Sono donne fotografate ormai davanti allo specchio, oppure appena prima di entrare nei bagni di un importante festival gotico di Lipsia, le protagoniste delle foto di Serena Zanardi (Genova, 1978) in mostra nello spazio espositivo della galleria-appartamento PerForm. Sono dark, vestite e truccate nei modi che una cultura da tempo uscita dall’underground ci ha fatto conoscere e, in parte, ci ha reso familiari. Qui tuttavia non sono le notazioni di tipo sociologico o culturale prevalere. Sara Zanardi ha piuttosto colto, in scatti improvvisati e improvvisi, attimi che diventano emblematici, definitivi, sospesi sulla soglia oppure nel momento del passaggio. L’ambiente stesso non ha niente di aneddotico ma, spogliato di ogni altro particolare, si riduce a un insieme di porte, superfici specchianti, linee rette, rettangoli di neon. Tre delle foto in mostra, stampate su banner di grandi dimensioni (un metro e mezzo per due), sono appese alla parete in modo da scivolare fino a terra. Al centro figure che, in fondo a un corridoio, aspettano di varcare l’ingresso. A volte guardano verso l’osservatore, altre sono completamente prese dalla destinazione. Una di esse è già per metà risucchiata. Il modo stesso in cui le foto sono presentate ne aumenta la carica allucinatoria. Se guardate dal basso verso l’alto assumono infatti l’aspetto di elementi germinanti, pareti sottilissime e permeabili che nascono da terra per sostituirsi a quelle esistenti.

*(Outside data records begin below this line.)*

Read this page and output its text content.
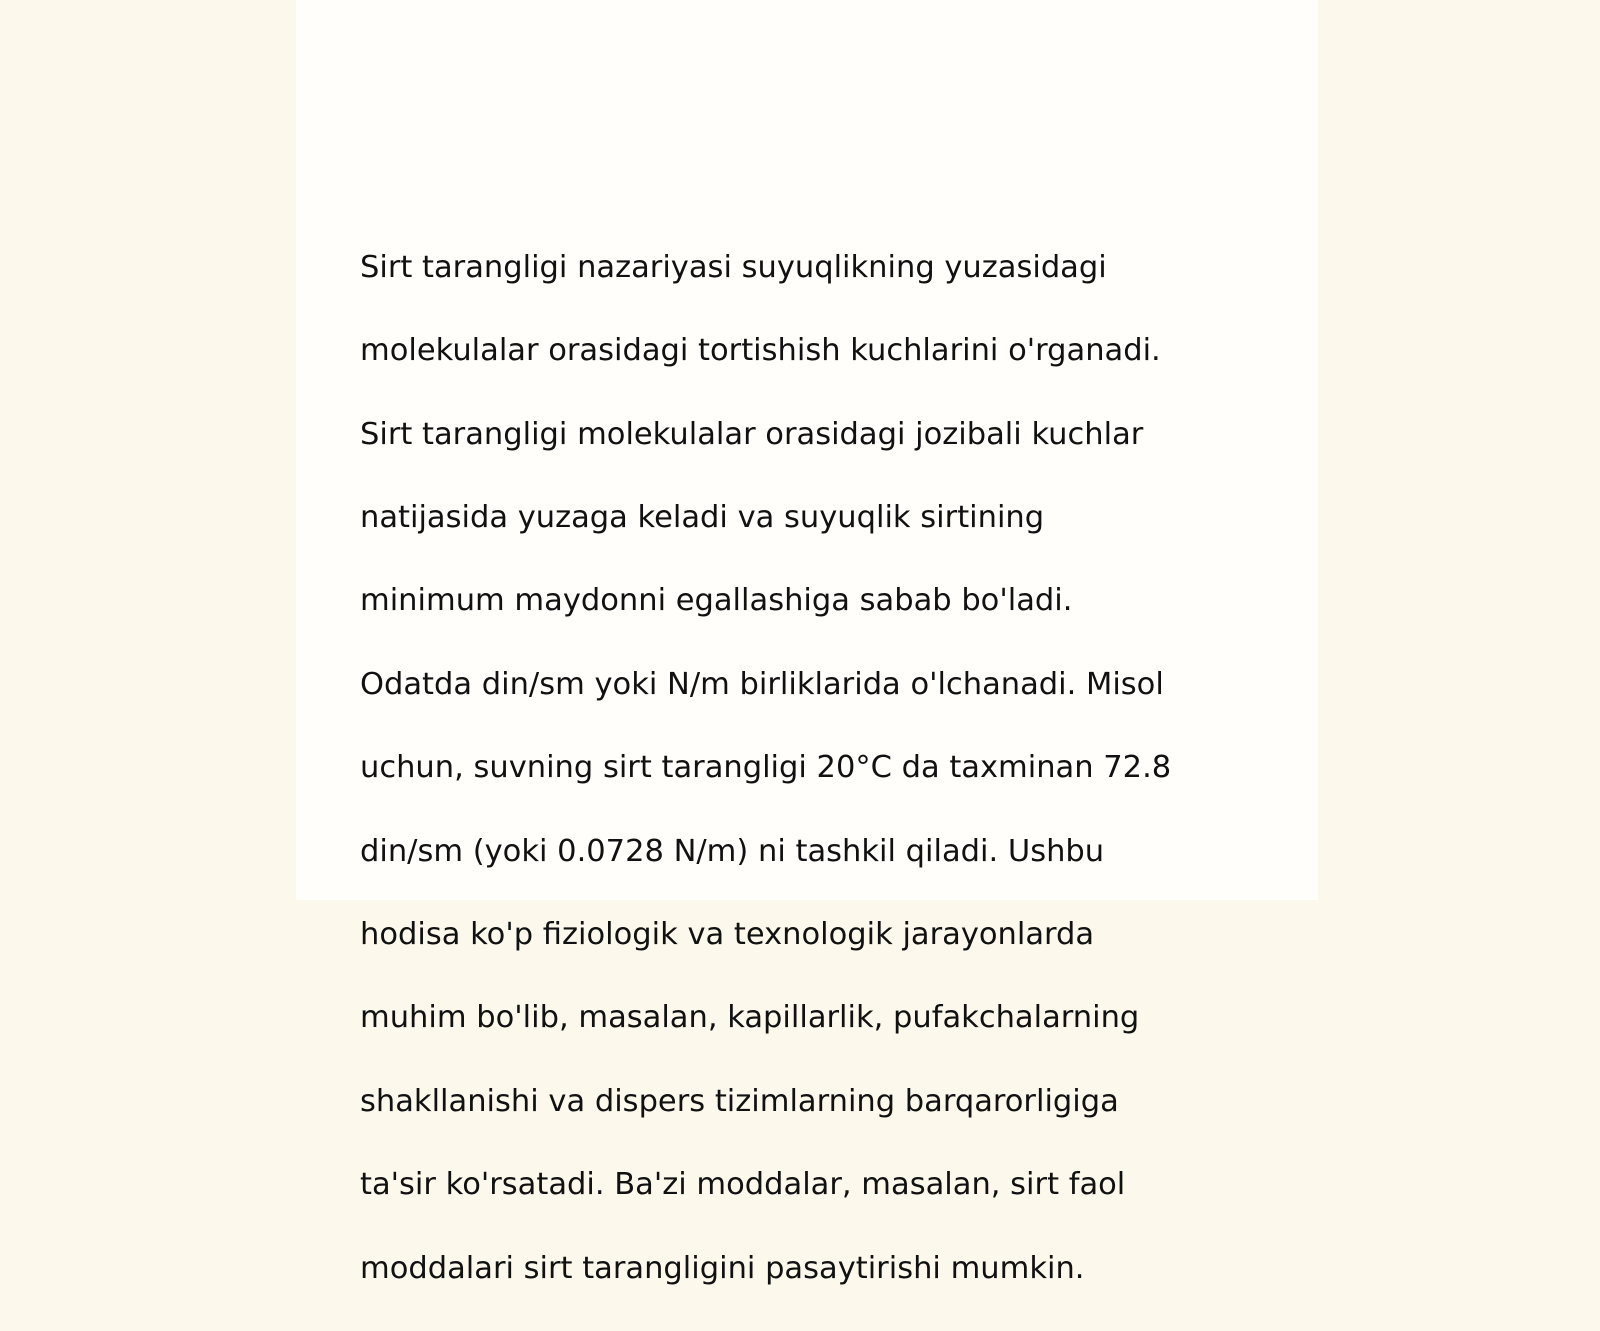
Sirt tarangligi nazariyasi suyuqlikning yuzasidagi

molekulalar orasidagi tortishish kuchlarini o'rganadi.

Sirt tarangligi molekulalar orasidagi jozibali kuchlar

natijasida yuzaga keladi va suyuqlik sirtining

minimum maydonni egallashiga sabab bo'ladi.

Odatda din/sm yoki N/m birliklarida o'lchanadi. Misol

uchun, suvning sirt tarangligi 20°C da taxminan 72.8

din/sm (yoki 0.0728 N/m) ni tashkil qiladi. Ushbu

hodisa ko'p fiziologik va texnologik jarayonlarda

muhim bo'lib, masalan, kapillarlik, pufakchalarning

shakllanishi va dispers tizimlarning barqarorligiga

ta'sir ko'rsatadi. Ba'zi moddalar, masalan, sirt faol

moddalari sirt tarangligini pasaytirishi mumkin.
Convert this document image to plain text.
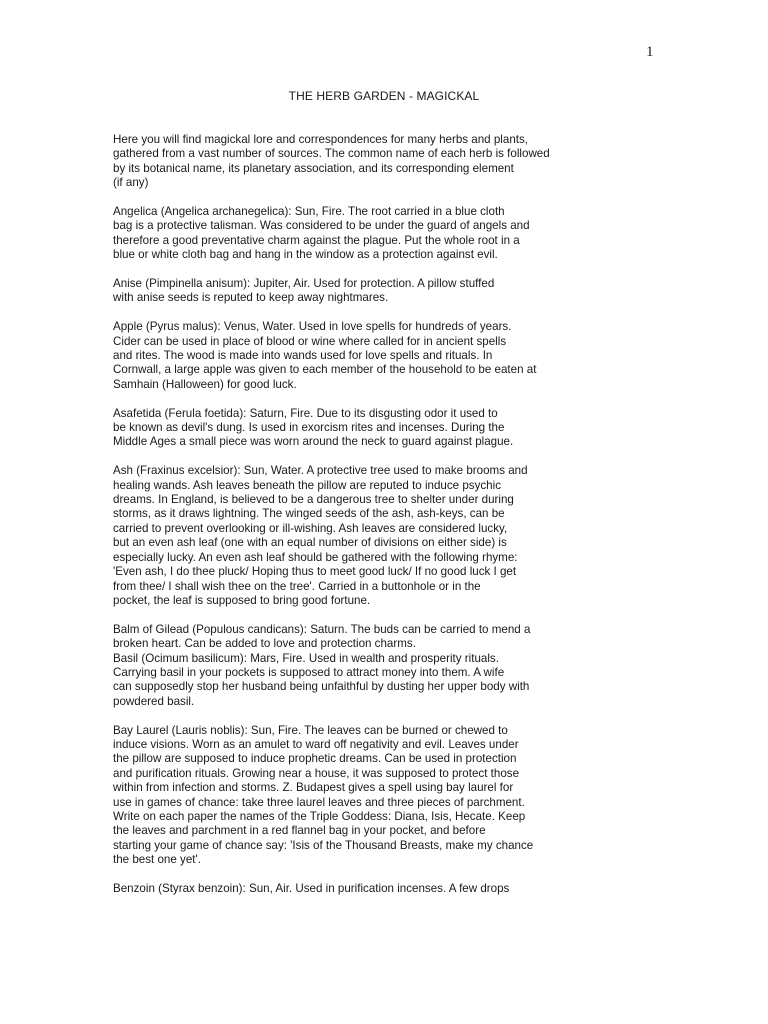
1
THE HERB GARDEN - MAGICKAL
Here you will find magickal lore and correspondences for many herbs and plants,
gathered from a vast number of sources. The common name of each herb is followed
by its botanical name, its planetary association, and its corresponding element
(if any)
Angelica (Angelica archanegelica): Sun, Fire. The root carried in a blue cloth
bag is a protective talisman. Was considered to be under the guard of angels and
therefore a good preventative charm against the plague. Put the whole root in a
blue or white cloth bag and hang in the window as a protection against evil.
Anise (Pimpinella anisum): Jupiter, Air. Used for protection. A pillow stuffed
with anise seeds is reputed to keep away nightmares.
Apple (Pyrus malus): Venus, Water. Used in love spells for hundreds of years.
Cider can be used in place of blood or wine where called for in ancient spells
and rites. The wood is made into wands used for love spells and rituals. In
Cornwall, a large apple was given to each member of the household to be eaten at
Samhain (Halloween) for good luck.
Asafetida (Ferula foetida): Saturn, Fire. Due to its disgusting odor it used to
be known as devil's dung. Is used in exorcism rites and incenses. During the
Middle Ages a small piece was worn around the neck to guard against plague.
Ash (Fraxinus excelsior): Sun, Water. A protective tree used to make brooms and
healing wands. Ash leaves beneath the pillow are reputed to induce psychic
dreams. In England, is believed to be a dangerous tree to shelter under during
storms, as it draws lightning. The winged seeds of the ash, ash-keys, can be
carried to prevent overlooking or ill-wishing. Ash leaves are considered lucky,
but an even ash leaf (one with an equal number of divisions on either side) is
especially lucky. An even ash leaf should be gathered with the following rhyme:
'Even ash, I do thee pluck/ Hoping thus to meet good luck/ If no good luck I get
from thee/ I shall wish thee on the tree'. Carried in a buttonhole or in the
pocket, the leaf is supposed to bring good fortune.
Balm of Gilead (Populous candicans): Saturn. The buds can be carried to mend a
broken heart. Can be added to love and protection charms.
Basil (Ocimum basilicum): Mars, Fire. Used in wealth and prosperity rituals.
Carrying basil in your pockets is supposed to attract money into them. A wife
can supposedly stop her husband being unfaithful by dusting her upper body with
powdered basil.
Bay Laurel (Lauris noblis): Sun, Fire. The leaves can be burned or chewed to
induce visions. Worn as an amulet to ward off negativity and evil. Leaves under
the pillow are supposed to induce prophetic dreams. Can be used in protection
and purification rituals. Growing near a house, it was supposed to protect those
within from infection and storms. Z. Budapest gives a spell using bay laurel for
use in games of chance: take three laurel leaves and three pieces of parchment.
Write on each paper the names of the Triple Goddess: Diana, Isis, Hecate. Keep
the leaves and parchment in a red flannel bag in your pocket, and before
starting your game of chance say: 'Isis of the Thousand Breasts, make my chance
the best one yet'.
Benzoin (Styrax benzoin): Sun, Air. Used in purification incenses. A few drops
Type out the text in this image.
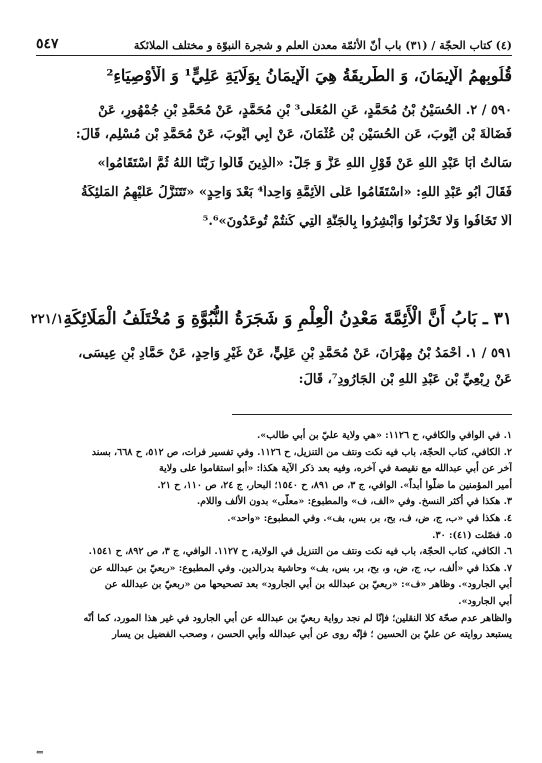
(٤) كتاب الحجّة / (٣١) باب أنّ الأئمّة معدن العلم و شجرة النبوّة و مختلف الملائكة
٥٤٧
قُلُوبِهِمُ الْإِيمَانَ، وَ الطَّرِيقَةُ هِيَ الْإِيمَانُ بِوَلَايَةِ عَلِيٍّ¹ وَ الْأَوْصِيَاءِ²
٥٩٠ / ٢. الْحُسَيْنُ بْنُ مُحَمَّدٍ، عَنِ الْمُعَلَّى³ بْنِ مُحَمَّدٍ، عَنْ مُحَمَّدِ بْنِ جُمْهُورٍ، عَنْ
فَضَالَةَ بْنِ أَيُّوبَ، عَنِ الْحُسَيْنِ بْنِ عُثْمَانَ، عَنْ أَبِي أَيُّوبَ، عَنْ مُحَمَّدِ بْنِ مُسْلِمٍ، قَالَ:
سَأَلْتُ أَبَا عَبْدِ اللهِ عَنْ قَوْلِ اللهِ عَزَّ وَ جَلَّ: «الَّذِينَ قَالُوا رَبُّنَا اللهُ ثُمَّ اسْتَقَامُوا»
فَقَالَ أَبُو عَبْدِ اللهِ: «اسْتَقَامُوا عَلَى الْأَئِمَّةِ وَاحِداً⁴ بَعْدَ وَاحِدٍ» «تَتَنَزَّلُ عَلَيْهِمُ الْمَلٰئِكَةُ
أَلَّا تَخَافُوا وَلَا تَحْزَنُوا وَأَبْشِرُوا بِالْجَنَّةِ الَّتِي كُنتُمْ تُوعَدُونَ»⁵.⁶
٣١ ـ بَابُ أَنَّ الْأَئِمَّةَ مَعْدِنُ الْعِلْمِ وَ شَجَرَةُ النُّبُوَّةِ وَ مُخْتَلَفُ الْمَلَائِكَةِ
٢٢١/١
٥٩١ / ١. أَحْمَدُ بْنُ مِهْرَانَ، عَنْ مُحَمَّدِ بْنِ عَلِيٍّ، عَنْ غَيْرِ وَاحِدٍ، عَنْ حَمَّادِ بْنِ عِيسَى،
عَنْ رِبْعِيِّ بْنِ عَبْدِ اللهِ بْنِ الْجَارُودِ⁷، قَالَ:
١. في الوافي والكافي، ح ١١٢٦: «هي ولاية عليّ بن أبي طالب».
٢. الكافي، كتاب الحجّة، باب فيه نكت ونتف من التنزيل، ح ١١٢٦. وفي تفسير فرات، ص ٥١٢، ح ٦٦٨، بسند
آخر عن أبي عبدالله مع نقيصة في آخره، وفيه بعد ذكر الآية هكذا: «أبو استقاموا على ولاية
أمير المؤمنين ما ضلّوا أبداً». الوافي، ج ٣، ص ٨٩١، ح ١٥٤٠؛ البحار، ج ٢٤، ص ١١٠، ح ٢١.
٣. هكذا في أكثر النسخ. وفي «الف، ف» والمطبوع: «معلّى» بدون الألف واللام.
٤. هكذا في «ب، ج، ض، ف، بح، بر، بس، بف». وفي المطبوع: «واحد».
٥. فصّلت (٤١): ٣٠.
٦. الكافي، كتاب الحجّة، باب فيه نكت ونتف من التنزيل في الولاية، ح ١١٢٧. الوافي، ج ٣، ص ٨٩٢، ح ١٥٤١.
٧. هكذا في «ألف، ب، ج، ض، و، بح، بر، بس، بف» وحاشية بدرالدين. وفي المطبوع: «ربعيّ بن عبدالله عن
أبي الجارود». وظاهر «ف»: «ربعيّ بن عبدالله بن أبي الجارود» بعد تصحيحها من «ربعيّ بن عبدالله عن
أبي الجارود».
والظاهر عدم صحّة كلا النقلين؛ فإنّا لم نجد رواية ربعيّ بن عبدالله عن أبي الجارود في غير هذا المورد، كما أنّه
يستبعد روايته عن عليّ بن الحسين ؛ فإنّه روى عن أبي عبدالله وأبي الحسن ، وصحب الفضيل بن يسار
⇐
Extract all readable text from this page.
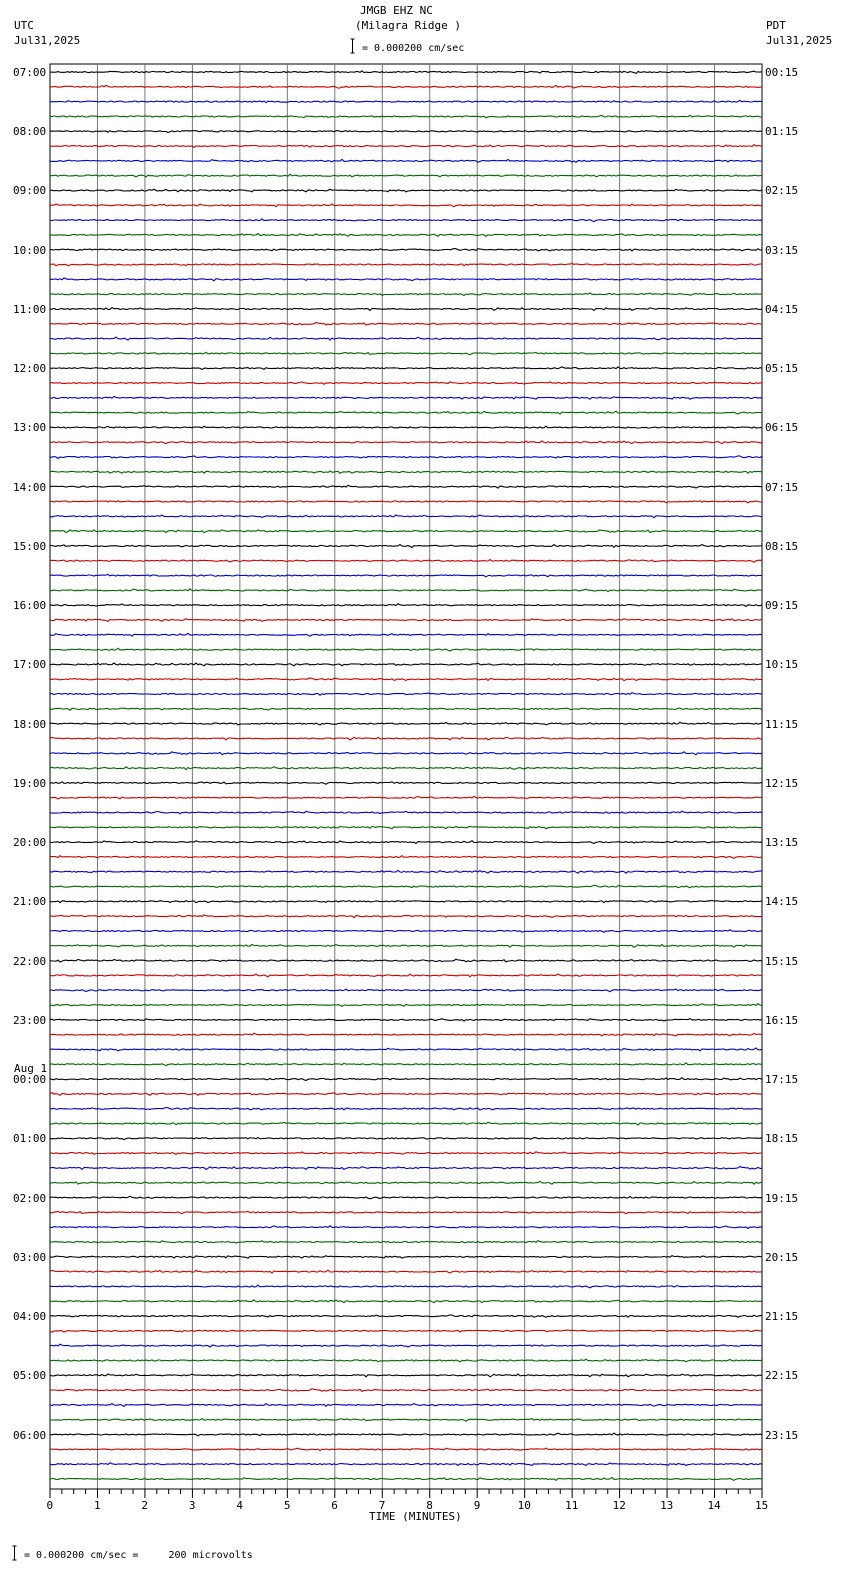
JMGB EHZ NC
(Milagra Ridge )
UTC
Jul31,2025
PDT
Jul31,2025
= 0.000200 cm/sec
07:00
08:00
09:00
10:00
11:00
12:00
13:00
14:00
15:00
16:00
17:00
18:00
19:00
20:00
21:00
22:00
23:00
00:00
01:00
02:00
03:00
04:00
05:00
06:00
00:15
01:15
02:15
03:15
04:15
05:15
06:15
07:15
08:15
09:15
10:15
11:15
12:15
13:15
14:15
15:15
16:15
17:15
18:15
19:15
20:15
21:15
22:15
23:15
Aug 1
0	1	2	3	4	5	6	7	8	9	10	11	12	13	14	15
TIME (MINUTES)
= 0.000200 cm/sec =     200 microvolts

Nelle altre quattro foto, di dimensioni più piccole, le donne sono di schiena davanti allo specchio oppure ormai solo nello specchio, dall’altra parte.
Alice, un’Alice vestita di nero, è già riuscita ad attraversare il sottile strato riflettente. In Pvc, per esempio, della ragazza fotografata di schiena vediamo un solo immenso occhio, sbarrato, riflesso nello specchio. E se la curatrice nota come le foto siano costruite sul contrasto cromatico tra gli spazi bianchi e le figure nere, si potrebbe aggiungere che sottili rapporti formali si creano tra la massa viva e mobile delle figure e lo spazio quasi astratto, geometrizzato, composto dal reticolo di linee formato da porte, piastrelle, pareti, compatte pile di salviette, lastre di specchi. Linee che in Pink hanno la meglio sul viso della donna fotografata, riflesso da due lastre contigue e perciò attraversato dalla fenditura tra esse. Affianca le foto un’installazione di otto piccole statue di ceramica, alte una trentina di centimetri, disposte su un tavolo quadrato di ferro nero col piano a scacchi bianchi e neri.
Le statue rappresentano personaggi, appartenenti anch’essi al mondo dark, realmente esistenti. Di nuovo le figure sono immerse in uno spazio altro, geometrico. A formare un universo chiuso e indipendente.